Register Here.

Tunisia became one of the largest sources of foreign fighters for the Islamic State—even though the country stands out as a democratic bright spot of the Arab uprisings and despite the fact that it had very little history of terrorist violence within its borders prior to 2011. In Your Sons Are at Your Service, Aaron Y. Zelin uncovers the longer history of Tunisian involvement in the jihadi movement and offers an in-depth examination of the reasons why so many Tunisians became drawn to jihadism following the 2011 revolution. Zelin highlights the longer-term causes that affected jihadi recruitment in Tunisia, including the prior history of Tunisians joining jihadi organizations and playing key roles in far-flung parts of the world over the past four decades. He contends that the jihadi group Ansar al-Sharia in Tunisia was able to take advantage of the universal prisoner amnesty, increased openness, and the lack of governmental policy toward it after the revolution. In turn, this provided space for greater recruitment and subsequent mobilization to fight abroad once the Tunisian government cracked down on the group in 2013. Zelin marshals cutting-edge empirical findings, extensive primary source research, and on-the-ground fieldwork, including a variety of documents in Arabic going as far back as the 1980s and interviews with Ansar al-Sharia members and Tunisian fighters returning from Syria. The first book on the history of the Tunisian jihadi movement, Your Sons Are at Your Service is a meticulously researched account that challenges simplified views of jihadism’s appeal and success.

Aaron Y. Zelin is the Richard Borow Fellow at the Washington Institute for Near East Policy and a visiting research scholar in the Department of Politics at Brandeis University. He is the founder of the website Jihadology.net, a primary source archive of global jihadi materials. His research focuses on Sunni Arab jihadi groups in North Africa and Syria as well as the trend of foreign fighting, online jihadism, and jihadi governance. He is also the author of the New America Foundation’s January 2013 study The State of the Global Jihad Online, the June 2014 Washington Institute study The War Between ISIS and al-Qaeda for Supremacy of the Global Jihadist Movement, the January 2016 Washington Institute study The Islamic State’s Territorial Methodology, the editor of the June 2017 Washington Institute study How al-Qaeda Survived Drones, Uprisings, and the Islamic State, and author of the January 2018 Washington Institute study The Others: Foreign Fighters in Libya.

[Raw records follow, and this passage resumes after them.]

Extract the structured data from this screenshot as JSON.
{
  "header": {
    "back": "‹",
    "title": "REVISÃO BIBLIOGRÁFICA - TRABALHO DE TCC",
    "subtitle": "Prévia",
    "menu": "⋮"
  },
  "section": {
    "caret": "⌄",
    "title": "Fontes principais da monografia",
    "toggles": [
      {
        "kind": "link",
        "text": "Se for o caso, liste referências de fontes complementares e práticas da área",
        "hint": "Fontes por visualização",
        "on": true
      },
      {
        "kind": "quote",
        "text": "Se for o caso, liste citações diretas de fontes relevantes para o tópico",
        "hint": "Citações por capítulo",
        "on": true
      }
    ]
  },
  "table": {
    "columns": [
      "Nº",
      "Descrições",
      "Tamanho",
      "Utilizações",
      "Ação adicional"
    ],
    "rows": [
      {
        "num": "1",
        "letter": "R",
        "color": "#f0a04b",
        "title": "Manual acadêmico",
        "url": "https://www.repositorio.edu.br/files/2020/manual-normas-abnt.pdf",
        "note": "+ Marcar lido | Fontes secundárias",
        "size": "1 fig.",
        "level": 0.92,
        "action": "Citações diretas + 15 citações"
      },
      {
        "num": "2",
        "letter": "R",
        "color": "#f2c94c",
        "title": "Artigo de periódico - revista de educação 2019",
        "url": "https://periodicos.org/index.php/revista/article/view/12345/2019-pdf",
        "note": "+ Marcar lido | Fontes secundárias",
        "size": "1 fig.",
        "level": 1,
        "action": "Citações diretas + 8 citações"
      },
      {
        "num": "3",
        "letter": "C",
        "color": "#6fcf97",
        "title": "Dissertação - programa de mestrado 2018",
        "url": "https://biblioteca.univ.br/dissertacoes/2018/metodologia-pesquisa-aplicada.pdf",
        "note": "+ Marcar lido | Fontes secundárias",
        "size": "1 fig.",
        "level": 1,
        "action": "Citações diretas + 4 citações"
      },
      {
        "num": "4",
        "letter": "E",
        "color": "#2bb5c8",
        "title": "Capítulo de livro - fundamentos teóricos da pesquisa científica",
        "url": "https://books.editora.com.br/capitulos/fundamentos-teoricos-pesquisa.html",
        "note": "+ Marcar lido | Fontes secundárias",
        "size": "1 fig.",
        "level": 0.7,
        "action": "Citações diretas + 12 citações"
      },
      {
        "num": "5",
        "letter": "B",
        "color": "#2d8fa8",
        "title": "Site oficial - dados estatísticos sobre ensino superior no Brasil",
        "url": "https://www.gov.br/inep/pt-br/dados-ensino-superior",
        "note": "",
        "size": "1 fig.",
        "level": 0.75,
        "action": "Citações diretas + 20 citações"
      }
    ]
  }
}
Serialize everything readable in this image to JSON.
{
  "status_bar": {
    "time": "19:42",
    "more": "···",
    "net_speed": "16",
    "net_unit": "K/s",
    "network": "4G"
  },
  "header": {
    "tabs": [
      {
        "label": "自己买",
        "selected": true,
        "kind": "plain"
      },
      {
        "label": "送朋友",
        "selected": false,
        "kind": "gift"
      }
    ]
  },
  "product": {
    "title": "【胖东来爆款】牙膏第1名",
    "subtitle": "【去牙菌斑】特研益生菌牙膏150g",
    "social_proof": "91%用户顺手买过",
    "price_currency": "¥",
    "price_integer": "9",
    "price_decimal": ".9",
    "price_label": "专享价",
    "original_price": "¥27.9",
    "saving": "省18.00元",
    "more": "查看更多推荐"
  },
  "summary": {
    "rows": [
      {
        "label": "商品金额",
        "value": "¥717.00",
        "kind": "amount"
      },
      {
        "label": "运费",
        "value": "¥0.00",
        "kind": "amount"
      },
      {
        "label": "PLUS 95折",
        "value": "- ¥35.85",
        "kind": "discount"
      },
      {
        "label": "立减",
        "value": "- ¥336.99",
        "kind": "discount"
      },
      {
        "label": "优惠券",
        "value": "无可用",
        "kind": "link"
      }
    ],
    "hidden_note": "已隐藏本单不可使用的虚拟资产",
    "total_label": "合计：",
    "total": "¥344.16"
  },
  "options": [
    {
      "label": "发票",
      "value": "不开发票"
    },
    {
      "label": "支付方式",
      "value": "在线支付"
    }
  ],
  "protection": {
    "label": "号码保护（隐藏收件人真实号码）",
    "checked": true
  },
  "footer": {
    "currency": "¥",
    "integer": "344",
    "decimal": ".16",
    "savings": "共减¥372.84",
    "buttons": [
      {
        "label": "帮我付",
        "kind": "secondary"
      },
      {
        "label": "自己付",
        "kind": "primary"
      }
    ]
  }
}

Tamar Mitts is a political scientist who uses data science and machine learning to examine the dynamics of conflict and political violence, with a focus on the causes and consequences of radicalization and violent extremism. Her current research examines the behavior of Islamic State supporters on social media. She studies how supporters respond to experiences of anti-Muslim hostility in the West, how they react to online propaganda, and whether they are sensitive to counter-extremism programs aiming to reduce radicalization. These projects draw on new data on the online behavior of over a million users linked to the Islamic State on Twitter. Her other projects examine the social and political legacies of violence and terrorism, the way in which symbolic attachment to territory shapes the resolution of territorial disputes, and the role of rapidly-evolving media technologies on political processes around the world. Her work has been published in the American Political Science Review, International Organization, the Journal of Economic Perspectives, and Political Science Research and Methods, among others. She holds a Ph.D. in Political Science from Columbia University.